Yes, the frilled shark is really freaky. But there are other ‘living fossils’ that are just as weird.
A short tour of the strange sharks chilling at the bottom of the ocean.
We’ve been here before: someone pulled something freaky-looking out of the bottom of the ocean, and now Google News is flooded with headlines about “dinosaur-era” or “prehistoric” sharks and “living fossils.”
Indeed, the frilled shark (Chlamydoselachus anguineus) looks like something from another (much scarier) time. But no, scientists didn’t just trawl up some time-traveling dinosaur fish.
“Living fossil conjures up the idea of long-lived species or organisms out of time longing for the good old days of the Devonian and disdainful of whippersnappers with their colour vision and adaptations to human pollution,” Mark Carnall wrote in The Guardian in 2016. But, he went on to note, the phrase is misleading: these so-called fossils aren’t actually identical to ones that lived in prehistoric times. The phrase usually refers to animals that have retained an unusual number of “primitive” features (quirks that were weeded out of all their cousins long ago), leaving them looking more like relatives that lived and died millions of years ago than their fellow extant species.
It might be the last remnant of an old lineage that has otherwise died out, but you better believe even the relatively isolated frilled shark has had to adapt and change at some point over the past few million years. Natural selection may happen sluggishly in the isolated confines of the deep sea, but it still happens. No species gets to sit this stuff out.
If this is your first time meeting the fair frilled shark, you probably think it looks rather monstrous—which only adds to the illusion that it comes from another world entirely. But in the deepest, darkest corners of the ocean, it has a lot of competition for the title of weirdest-looking shark. Here are a few other favorites:
Goblin sharks' use a technique called slingshot feeding to eat where they shoot out their jaws 14/10 Gob-win pic.twitter.com/zkbGb6Zd1E— We Rate Sharks (@WeRateSharks) July 26, 2017
The goblin shark
Yes, Chlamydoselachus anguineus has a terrifying maw. Those 300-or-so bristle-like teeth are used to trap fish and squid in a predatory lunge.
But the goblin shark gives the frilled shark a run for its money in the maw department. You know how the alien in Alien has a jaw-within-a-jaw that pops out to attack its prey? Well, the goblin shark does that, too. The shark’s anatomy suggests it might be on the slow side, but the ability to quickly snap its jaw forward allows it to ambush passing prey without moving the rest of its body.
The goblin shark is also sometimes called a living fossil, as it’s the last remaining member of the 125-million-year-old Mitsukurinidae family. You’ll find it more than 4,000 feet below the ocean surface, assuming that you want to find it.
A cookiecutter shark sounds like it should be adorable, or at least boring. But while there’s nothing too shocking about its body, the creature’s name actually refers to the cookie-cutter-like wounds it leaves behind in prey. Oh, and it gets worse: the name is terribly misleading in the worst way. The shark latches onto its prey’s flesh and twists around, scooping out a deep chunk of meat with it saw-like set of chompers. That’s our best guess based on the wounds, anyway; no one has seen a cookiecutter shark feed.
“These chunks are conical, so the cookie-cutter metaphor isn’t quite right; ‘Ice cream scoop shark’ or ‘watermelon baller shark’ are more accurate, if less catchy,” Ed Yong wrote for National Geographic in 2013.

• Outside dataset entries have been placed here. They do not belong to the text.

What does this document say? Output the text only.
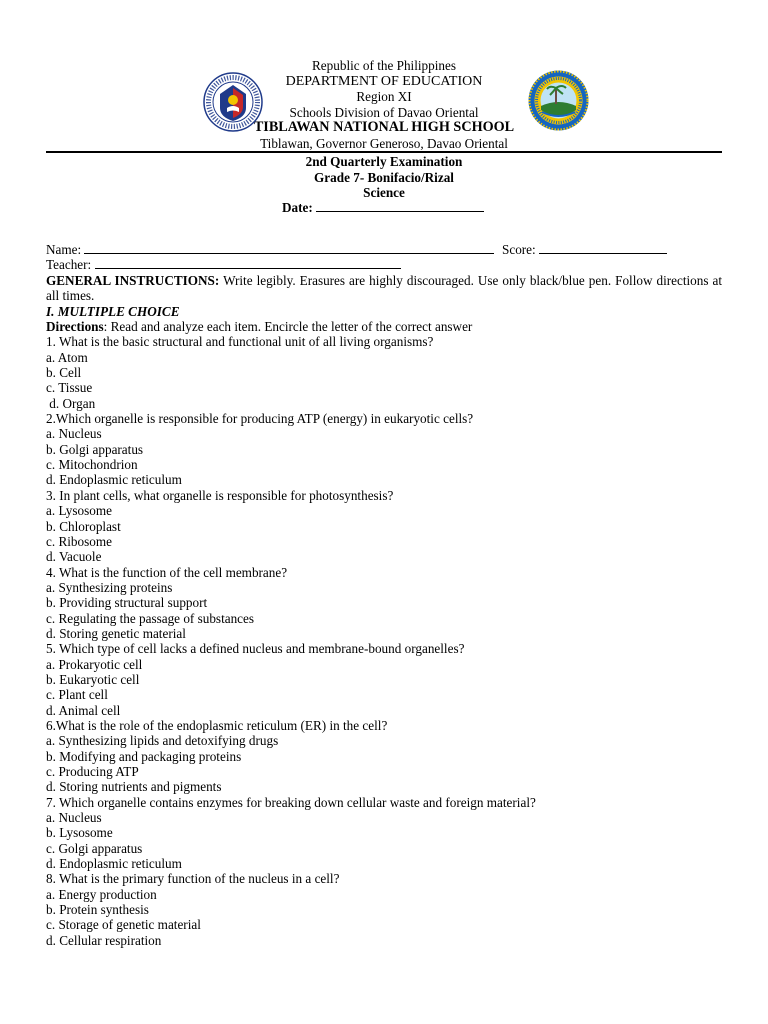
Republic of the Philippines
DEPARTMENT OF EDUCATION
Region XI
Schools Division of Davao Oriental
TIBLAWAN NATIONAL HIGH SCHOOL
Tiblawan, Governor Generoso, Davao Oriental
2nd Quarterly Examination
Grade 7- Bonifacio/Rizal
Science
Date:
Name:	Score:
Teacher:
GENERAL INSTRUCTIONS: Write legibly. Erasures are highly discouraged. Use only black/blue pen. Follow directions at all times.
I. MULTIPLE CHOICE
Directions: Read and analyze each item. Encircle the letter of the correct answer
1. What is the basic structural and functional unit of all living organisms?
a. Atom
b. Cell
c. Tissue
d. Organ
2.Which organelle is responsible for producing ATP (energy) in eukaryotic cells?
a. Nucleus
b. Golgi apparatus
c. Mitochondrion
d. Endoplasmic reticulum
3. In plant cells, what organelle is responsible for photosynthesis?
a. Lysosome
b. Chloroplast
c. Ribosome
d. Vacuole
4. What is the function of the cell membrane?
a. Synthesizing proteins
b. Providing structural support
c. Regulating the passage of substances
d. Storing genetic material
5. Which type of cell lacks a defined nucleus and membrane-bound organelles?
a. Prokaryotic cell
b. Eukaryotic cell
c. Plant cell
d. Animal cell
6.What is the role of the endoplasmic reticulum (ER) in the cell?
a. Synthesizing lipids and detoxifying drugs
b. Modifying and packaging proteins
c. Producing ATP
d. Storing nutrients and pigments
7. Which organelle contains enzymes for breaking down cellular waste and foreign material?
a. Nucleus
b. Lysosome
c. Golgi apparatus
d. Endoplasmic reticulum
8. What is the primary function of the nucleus in a cell?
a. Energy production
b. Protein synthesis
c. Storage of genetic material
d. Cellular respiration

The resulting wounds are pretty gnarly, but you can see examples here.
The ghost shark
This strange little pup is my personal fave; it looks like a truly mediocre puppeteer’s attempt at creating a shark for a Tim Burton film. The fish’s lineage broke away from true sharks and rays some 300 million years ago, giving them the lost-deep-sea-dinosaur appeal of the frilled shark with none of the frills.
The ghost shark is practically a surface-dweller compared to the species above—it chills out around 650 feet down—and may sometimes even migrate into bays to mate in the spring. As such, we eat it. The Florida Museum reports that the species is often sold as whitefish in Australia and New Zealand, ending up in fish and chips. So the next time you find yourself eating a fish stick down under, know that the meat may have come from a “living fossil.”
Bluntnose sixgill shark
The bluntnose sixgill migrates vertically throughout the day (it goes up and down) but prefers to live some 6,000 feet deep. The species proves that fossil-esque features don’t necessarily look nightmarish; it’s known for sharing an unusually close resemblance with 200-million-year-old fossils, but it doesn’t look that weird—save for its particularly gilly neck (hence the name). Then again, weirdness is in the eye of the beholder. You may disagree.